Run the following command to start Kafka and Zookeeper:
docker-compose up -d
Ensure Kafka is running on localhost:9092
.
You can create the required Kafka topics using the following command:
env $(cat .env | xargs) ./create-topics.sh
Navigate to the root directory and build all applications using Maven:
mvn clean install
This application processes GitHub metrics using Kafka Streams.
cd ../1-github-metrics-streams
mvn spring-boot:run
This application consumes GitHub account messages, retrieves commit data, and publishes commit messages to Kafka topics.
cd ../2-github-commits-publisher
mvn spring-boot:run
This application retrieves GitHub account data and publishes it to a Kafka topic.
cd 3-github-accounts-publisher
mvn spring-boot:run
You can check the logs of each application to ensure they are running correctly. You can also use a Kafka consumer to verify that messages are being published to the Kafka topics.

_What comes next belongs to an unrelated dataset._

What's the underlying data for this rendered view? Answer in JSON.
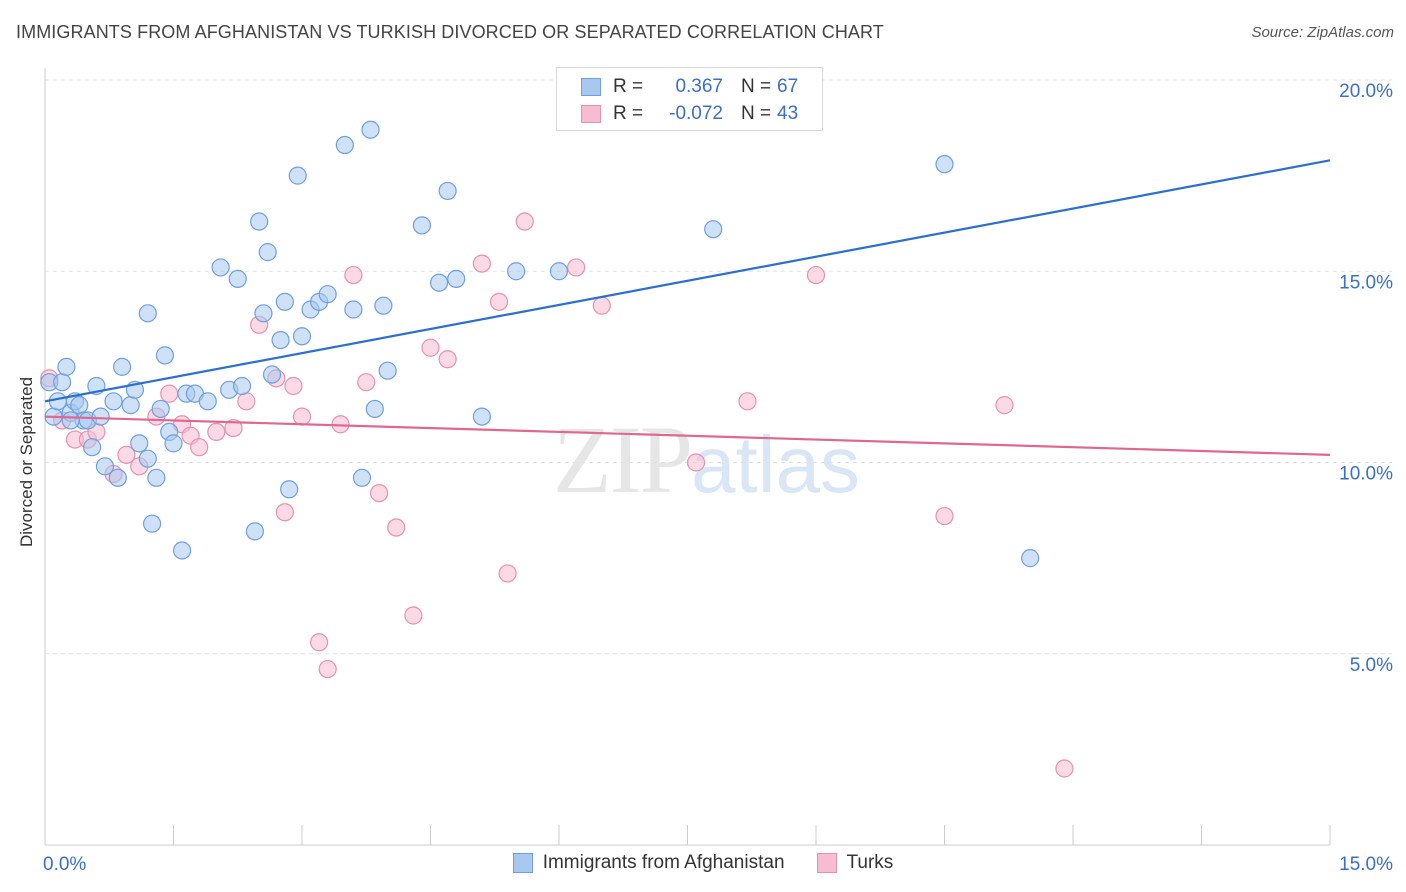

- GitHub Accounts Publisher: Check the logs to ensure GitHub account data is being published to the Kafka topic.
- GitHub Commits Publisher: Verify that commit data is being consumed and published to the appropriate Kafka topics.
- GitHub Metrics Streams: Confirm that metrics are being processed and output as expected.
To stop the applications, press Ctrl+C
in each terminal where the applications are running.
To stop Kafka and Zookeeper, run:
docker-compose down
- Ensure all environment variables are correctly set in the
.env
file. - Verify that Kafka is running and accessible on
localhost:9092
. - Check the logs of each application for detailed error messages if something goes wrong.